A Confederate battle flag flies at the grave of L.S. Axson, a soldier in the Confederate States Army in the U.S. Civil War. The House passed a measure on Tuesday that would ban Confederate flags from federal cemeteries. Reuters

The U.S. House of Representatives voted with little opposition on Tuesday evening to pass a measure that would ban displaying Confederate flags at graves in federal cemeteries, reported The Hill. The vote, which came after two minutes of debate, marks the House's first foray into a debate of the flag's standing on federal property.

Previously the flag was allowed to be displayed on the graves of Civil War veterans at national cemeteries that commemorate Confederate Memorial Day. The small flags were allowed to be displayed because of a 2010 directive from National Park Service Director Jonathan Jarvis, which stated the flags were to be removed "as soon as possible," once the holiday was over, according to the Hill. The House voted to pass an amendment from Rep. Jared Huffman (D-Calif.) on Tuesday that will end that policy.

"We can honor that history without celebrating the Confederate flag and all of the dreadful things that it symbolizes," Huffman said.

The debate surrounding the Confederate flag has taken on increased scrutiny following the June killing of nine people at the historically black Emanuel African Methodist Episcopal Church in Charleston, South Carolina. The alleged shooter, Dylann Roof, reportedly told authorities the shooting was racially motivated. A website that contained what is purported to be Roof's manifesto, complete with his thoughts on numerous races, also featured photos of Roof posing with Confederate flags.

On Tuesday, the House adopted another amendment, also authored by Huffman, that would prohibit the National Park Service from taking on new contracts to sell items featuring the Confederate flag. It would still allow for the selling of educational items that include images of the flag. The policy was first announced in June not long after the shooting took place.

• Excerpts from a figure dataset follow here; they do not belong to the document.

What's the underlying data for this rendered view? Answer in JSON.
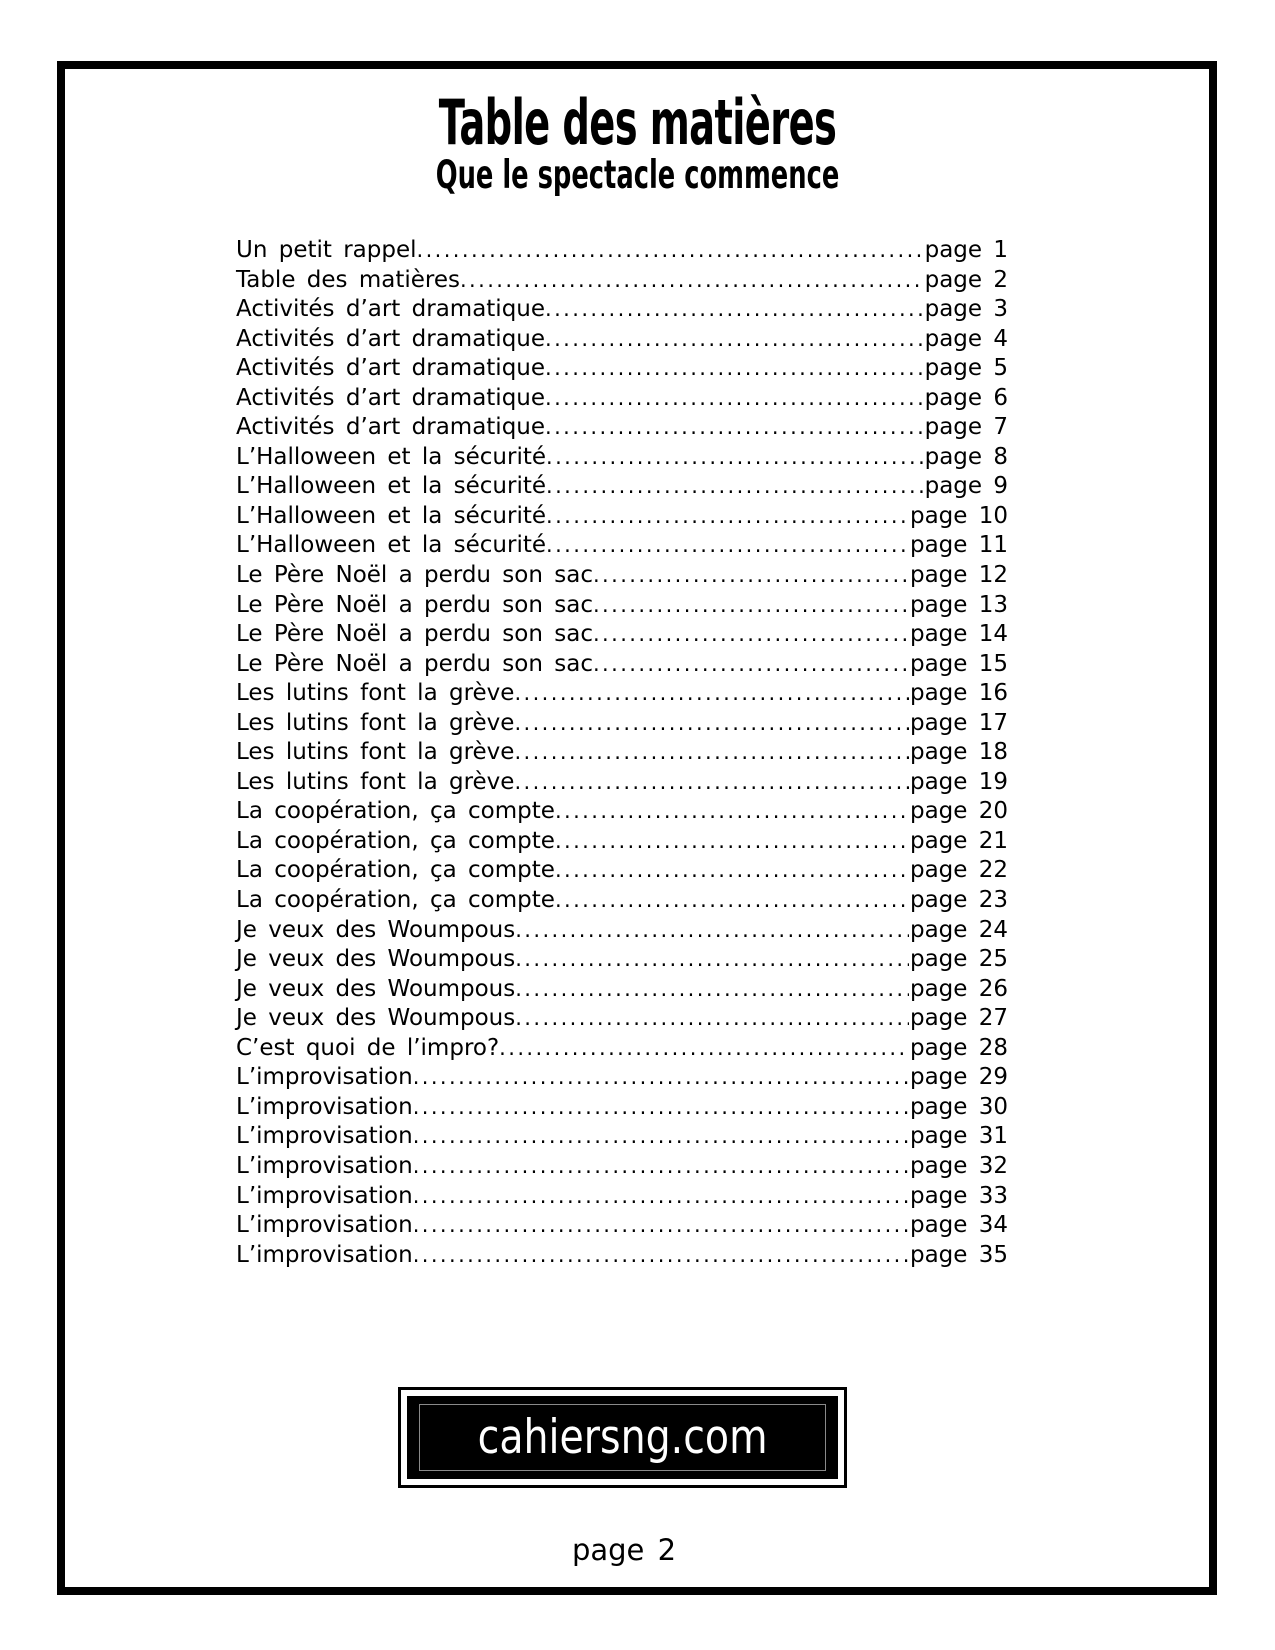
{
  "document": {
    "title": "Table des matières",
    "subtitle": "Que le spectacle commence",
    "footer_page_label": "page 2",
    "website": "cahiersng.com"
  },
  "toc": {
    "entries": [
      {
        "title": "Un petit rappel",
        "page": "page 1"
      },
      {
        "title": "Table des matières",
        "page": "page 2"
      },
      {
        "title": "Activités d’art dramatique",
        "page": "page 3"
      },
      {
        "title": "Activités d’art dramatique",
        "page": "page 4"
      },
      {
        "title": "Activités d’art dramatique",
        "page": "page 5"
      },
      {
        "title": "Activités d’art dramatique",
        "page": "page 6"
      },
      {
        "title": "Activités d’art dramatique",
        "page": "page 7"
      },
      {
        "title": "L’Halloween et la sécurité",
        "page": "page 8"
      },
      {
        "title": "L’Halloween et la sécurité",
        "page": "page 9"
      },
      {
        "title": "L’Halloween et la sécurité",
        "page": "page 10"
      },
      {
        "title": "L’Halloween et la sécurité",
        "page": "page 11"
      },
      {
        "title": "Le Père Noël a perdu son sac",
        "page": "page 12"
      },
      {
        "title": "Le Père Noël a perdu son sac",
        "page": "page 13"
      },
      {
        "title": "Le Père Noël a perdu son sac",
        "page": "page 14"
      },
      {
        "title": "Le Père Noël a perdu son sac",
        "page": "page 15"
      },
      {
        "title": "Les lutins font la grève",
        "page": "page 16"
      },
      {
        "title": "Les lutins font la grève",
        "page": "page 17"
      },
      {
        "title": "Les lutins font la grève",
        "page": "page 18"
      },
      {
        "title": "Les lutins font la grève",
        "page": "page 19"
      },
      {
        "title": "La coopération, ça compte",
        "page": "page 20"
      },
      {
        "title": "La coopération, ça compte",
        "page": "page 21"
      },
      {
        "title": "La coopération, ça compte",
        "page": "page 22"
      },
      {
        "title": "La coopération, ça compte",
        "page": "page 23"
      },
      {
        "title": "Je veux des Woumpous",
        "page": "page 24"
      },
      {
        "title": "Je veux des Woumpous",
        "page": "page 25"
      },
      {
        "title": "Je veux des Woumpous",
        "page": "page 26"
      },
      {
        "title": "Je veux des Woumpous",
        "page": "page 27"
      },
      {
        "title": "C’est quoi de l’impro?",
        "page": "page 28"
      },
      {
        "title": "L’improvisation",
        "page": "page 29"
      },
      {
        "title": "L’improvisation",
        "page": "page 30"
      },
      {
        "title": "L’improvisation",
        "page": "page 31"
      },
      {
        "title": "L’improvisation",
        "page": "page 32"
      },
      {
        "title": "L’improvisation",
        "page": "page 33"
      },
      {
        "title": "L’improvisation",
        "page": "page 34"
      },
      {
        "title": "L’improvisation",
        "page": "page 35"
      }
    ]
  },
  "colors": {
    "ink": "#000000",
    "paper": "#ffffff",
    "website_box_bg": "#000000",
    "website_text": "#ffffff"
  }
}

"With this particular flag, the connotation is that because it represents the Confederacy that fought on the side of secession and slavery, it can be viewed as a racist symbol," said National Park Service spokeswoman Kathy Kupper, according to CNN.

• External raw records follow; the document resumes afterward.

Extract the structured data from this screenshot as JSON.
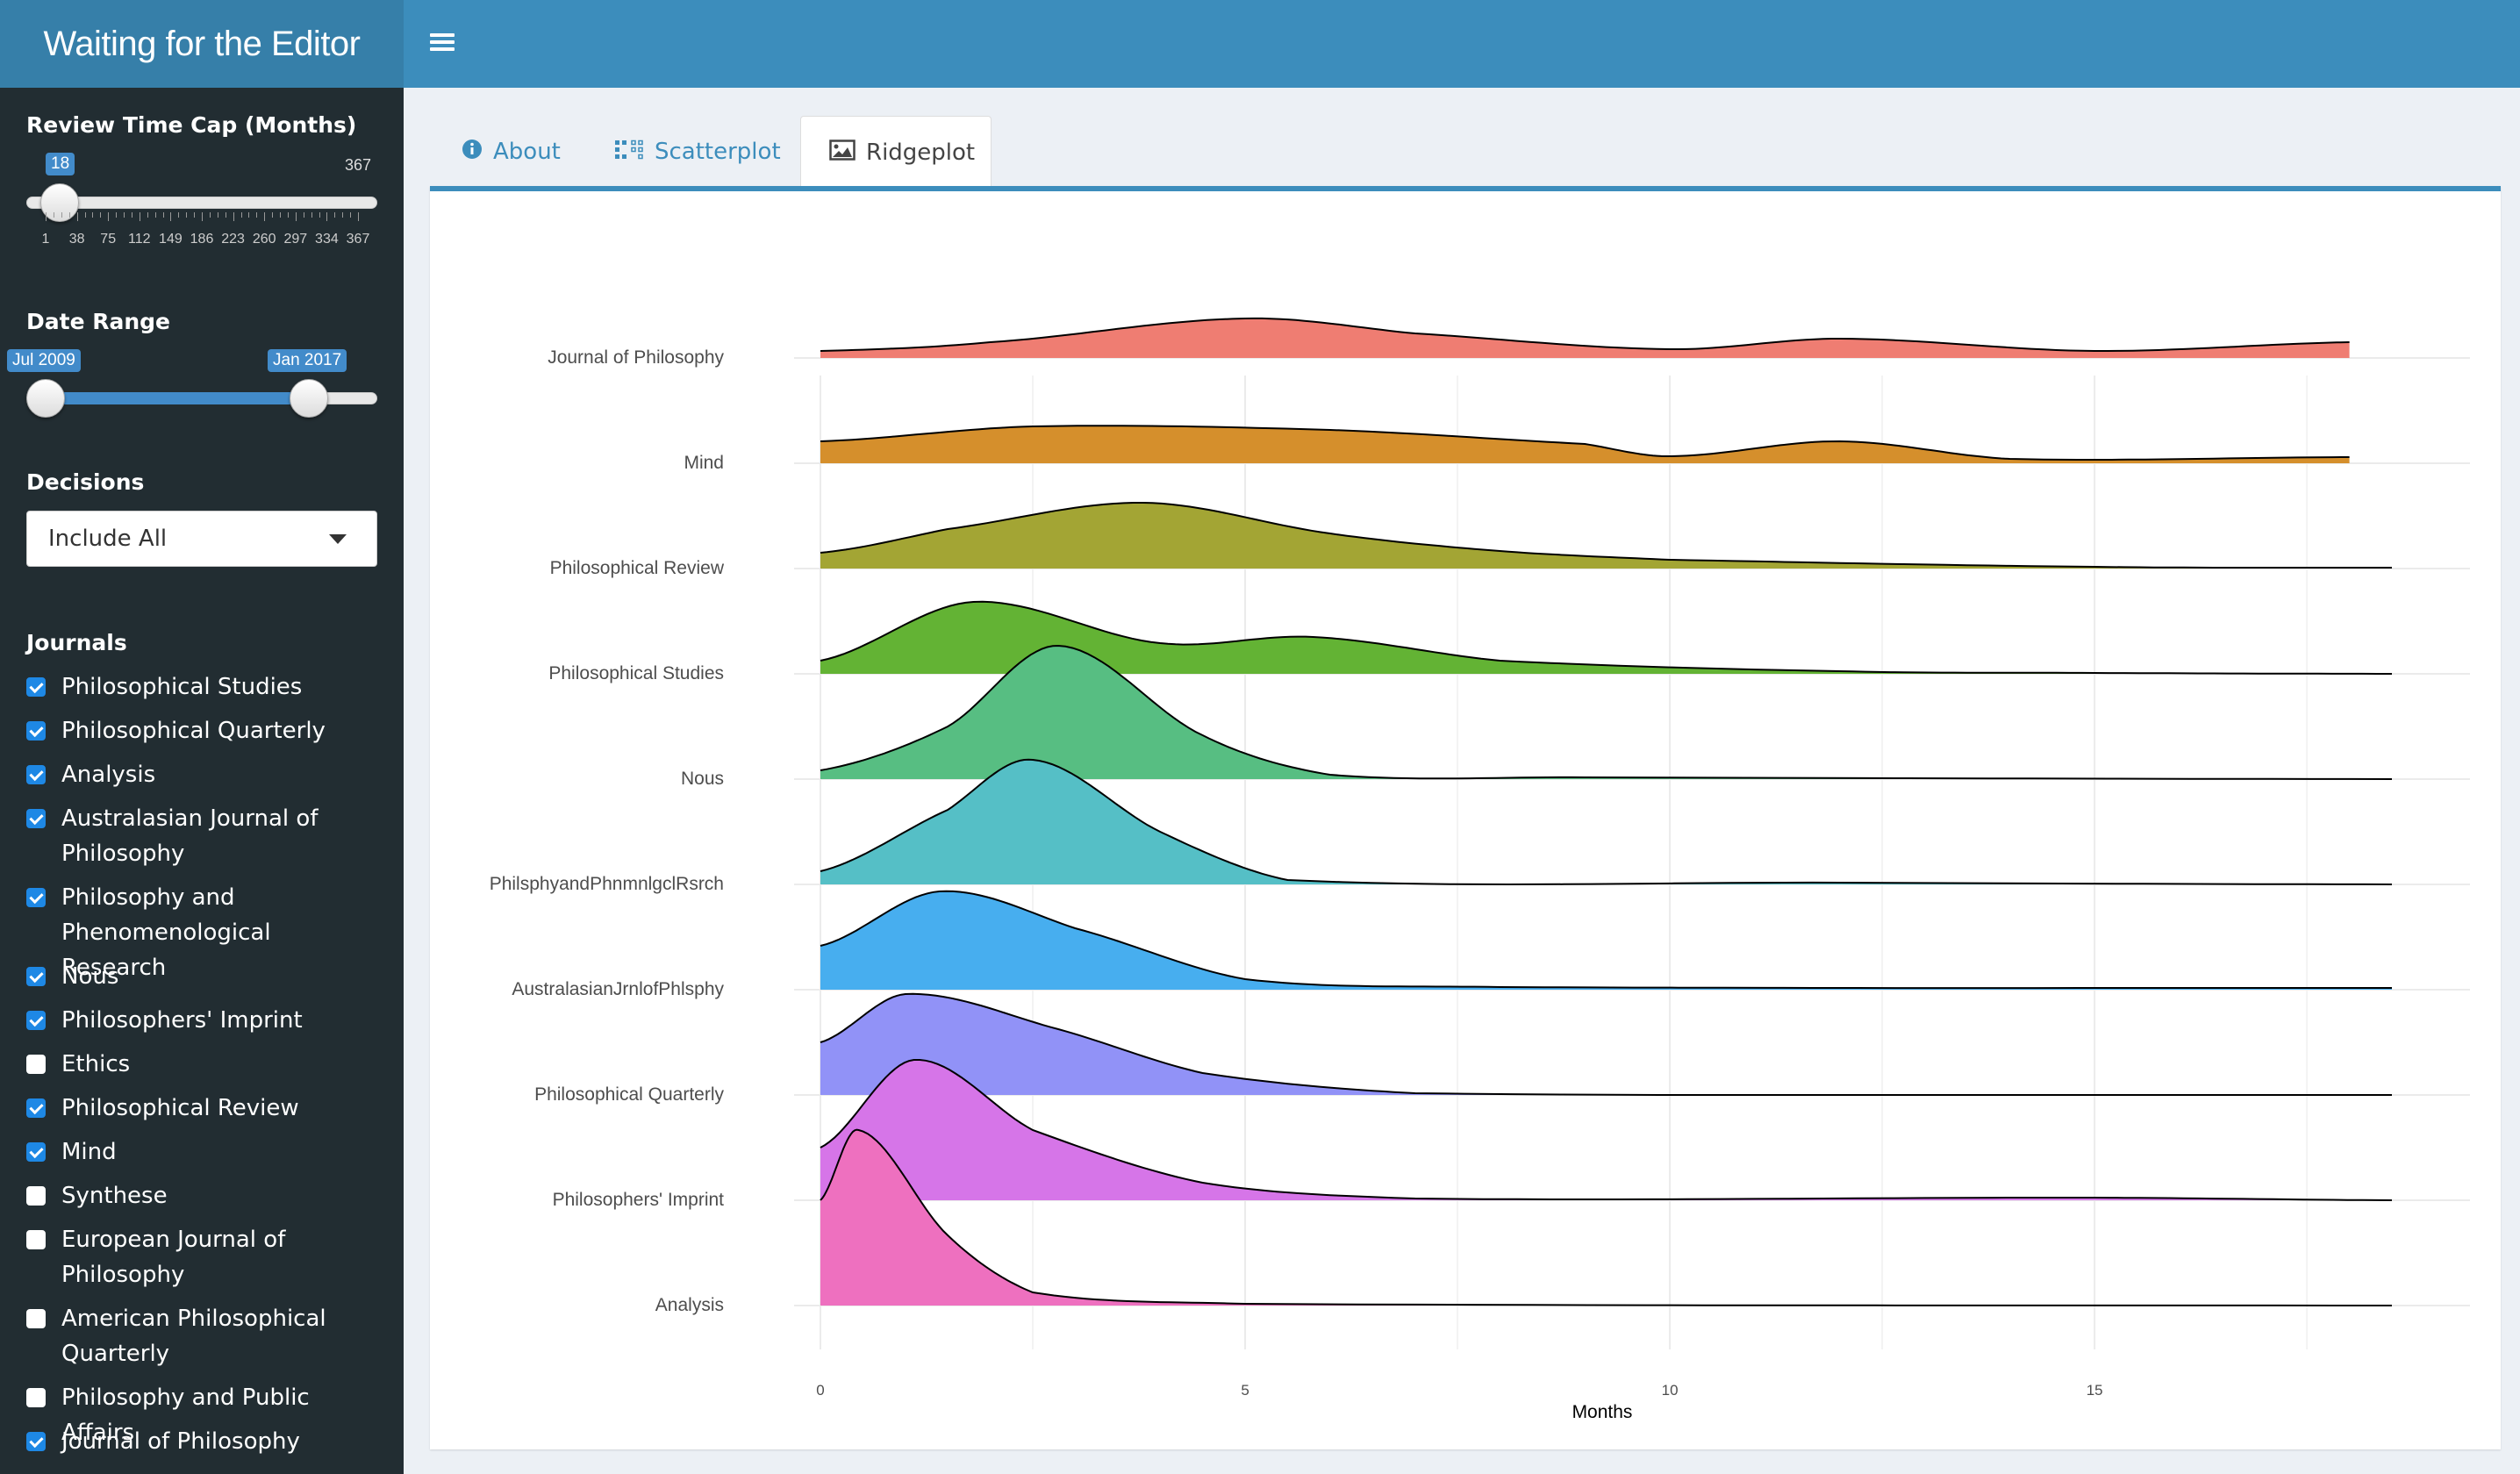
{
  "app": {
    "title": "Waiting for the Editor"
  },
  "sidebar": {
    "review_cap": {
      "label": "Review Time Cap (Months)",
      "value": "18",
      "max_label": "367",
      "min": 1,
      "max": 367,
      "current": 18,
      "ticks": [
        "1",
        "38",
        "75",
        "112",
        "149",
        "186",
        "223",
        "260",
        "297",
        "334",
        "367"
      ]
    },
    "date_range": {
      "label": "Date Range",
      "from": "Jul 2009",
      "to": "Jan 2017",
      "from_fraction": 0.05,
      "to_fraction": 0.8
    },
    "decisions": {
      "label": "Decisions",
      "selected": "Include All"
    },
    "journals": {
      "label": "Journals",
      "items": [
        {
          "label": "Philosophical Studies",
          "checked": true
        },
        {
          "label": "Philosophical Quarterly",
          "checked": true
        },
        {
          "label": "Analysis",
          "checked": true
        },
        {
          "label": "Australasian Journal of Philosophy",
          "checked": true
        },
        {
          "label": "Philosophy and Phenomenological Research",
          "checked": true
        },
        {
          "label": "Nous",
          "checked": true
        },
        {
          "label": "Philosophers' Imprint",
          "checked": true
        },
        {
          "label": "Ethics",
          "checked": false
        },
        {
          "label": "Philosophical Review",
          "checked": true
        },
        {
          "label": "Mind",
          "checked": true
        },
        {
          "label": "Synthese",
          "checked": false
        },
        {
          "label": "European Journal of Philosophy",
          "checked": false
        },
        {
          "label": "American Philosophical Quarterly",
          "checked": false
        },
        {
          "label": "Philosophy and Public Affairs",
          "checked": false
        },
        {
          "label": "Journal of Philosophy",
          "checked": true
        }
      ]
    }
  },
  "tabs": [
    {
      "label": "About",
      "icon": "info-circle-icon",
      "active": false
    },
    {
      "label": "Scatterplot",
      "icon": "grid-dots-icon",
      "active": false
    },
    {
      "label": "Ridgeplot",
      "icon": "image-icon",
      "active": true
    }
  ],
  "chart_data": {
    "type": "area",
    "subtype": "ridgeline",
    "xlabel": "Months",
    "ylabel": "",
    "xlim": [
      0,
      18.5
    ],
    "x_ticks": [
      0,
      5,
      10,
      15
    ],
    "grid": true,
    "series": [
      {
        "name": "Journal of Philosophy",
        "color": "#ef7d72",
        "peaks": [
          [
            0,
            0.08
          ],
          [
            2,
            0.18
          ],
          [
            5,
            0.45
          ],
          [
            7,
            0.28
          ],
          [
            10,
            0.1
          ],
          [
            12,
            0.22
          ],
          [
            15,
            0.08
          ],
          [
            18,
            0.18
          ]
        ]
      },
      {
        "name": "Mind",
        "color": "#d58f2c",
        "peaks": [
          [
            0,
            0.25
          ],
          [
            2.5,
            0.42
          ],
          [
            6,
            0.38
          ],
          [
            9,
            0.22
          ],
          [
            10,
            0.08
          ],
          [
            12,
            0.25
          ],
          [
            14,
            0.05
          ],
          [
            18,
            0.07
          ]
        ]
      },
      {
        "name": "Philosophical Review",
        "color": "#a3a534",
        "peaks": [
          [
            0,
            0.18
          ],
          [
            1.5,
            0.45
          ],
          [
            3.8,
            0.75
          ],
          [
            6,
            0.4
          ],
          [
            8,
            0.2
          ],
          [
            10,
            0.1
          ],
          [
            15,
            0.02
          ],
          [
            18.5,
            0.01
          ]
        ]
      },
      {
        "name": "Philosophical Studies",
        "color": "#63b334",
        "peaks": [
          [
            0,
            0.15
          ],
          [
            1.8,
            0.82
          ],
          [
            4,
            0.35
          ],
          [
            5.8,
            0.42
          ],
          [
            8,
            0.15
          ],
          [
            12,
            0.03
          ],
          [
            15,
            0.01
          ],
          [
            18.5,
            0.0
          ]
        ]
      },
      {
        "name": "Nous",
        "color": "#57be82",
        "peaks": [
          [
            0,
            0.1
          ],
          [
            1.5,
            0.6
          ],
          [
            2.8,
            1.52
          ],
          [
            4.5,
            0.5
          ],
          [
            6,
            0.05
          ],
          [
            9,
            0.02
          ],
          [
            18.5,
            0.0
          ]
        ]
      },
      {
        "name": "PhilsphyandPhnmnlgclRsrch",
        "color": "#55bfc6",
        "peaks": [
          [
            0,
            0.15
          ],
          [
            1.5,
            0.85
          ],
          [
            2.5,
            1.42
          ],
          [
            4,
            0.6
          ],
          [
            5.5,
            0.05
          ],
          [
            12,
            0.02
          ],
          [
            18.5,
            0.0
          ]
        ]
      },
      {
        "name": "AustralasianJrnlofPhlsphy",
        "color": "#47aeef",
        "peaks": [
          [
            0,
            0.5
          ],
          [
            1.4,
            1.12
          ],
          [
            3,
            0.7
          ],
          [
            5,
            0.12
          ],
          [
            8,
            0.03
          ],
          [
            18.5,
            0.02
          ]
        ]
      },
      {
        "name": "Philosophical Quarterly",
        "color": "#9192f7",
        "peaks": [
          [
            0,
            0.6
          ],
          [
            1,
            1.15
          ],
          [
            2.8,
            0.75
          ],
          [
            4.5,
            0.25
          ],
          [
            7,
            0.02
          ],
          [
            18.5,
            0.0
          ]
        ]
      },
      {
        "name": "Philosophers' Imprint",
        "color": "#d675e8",
        "peaks": [
          [
            0,
            0.6
          ],
          [
            1.1,
            1.6
          ],
          [
            2.5,
            0.8
          ],
          [
            4.5,
            0.2
          ],
          [
            7,
            0.02
          ],
          [
            15,
            0.03
          ],
          [
            18.5,
            0.0
          ]
        ]
      },
      {
        "name": "Analysis",
        "color": "#ee70bf",
        "peaks": [
          [
            0,
            1.2
          ],
          [
            0.45,
            2.0
          ],
          [
            1.5,
            0.8
          ],
          [
            2.5,
            0.15
          ],
          [
            5,
            0.02
          ],
          [
            18.5,
            0.0
          ]
        ]
      }
    ]
  }
}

One last amendment, put forth by Rep. Hakeem Jeffries (D-New York) that banned the National Park Service from buying or displaying the flag without historical context passed as well.

The legislation needs approval from the Senate before President Barack Obama could sign it into law. The House votes come amid a time of increased scrutiny concerning the Confederate flag, especially in South Carolina. The South Carolina Senate voted 37-3 Monday to remove the flag from the statehouse grounds, but the measure still awaits approval from the state's House and a signature from the governor. South Carolina Gov. Nikki Haley has already signaled her support for its removal.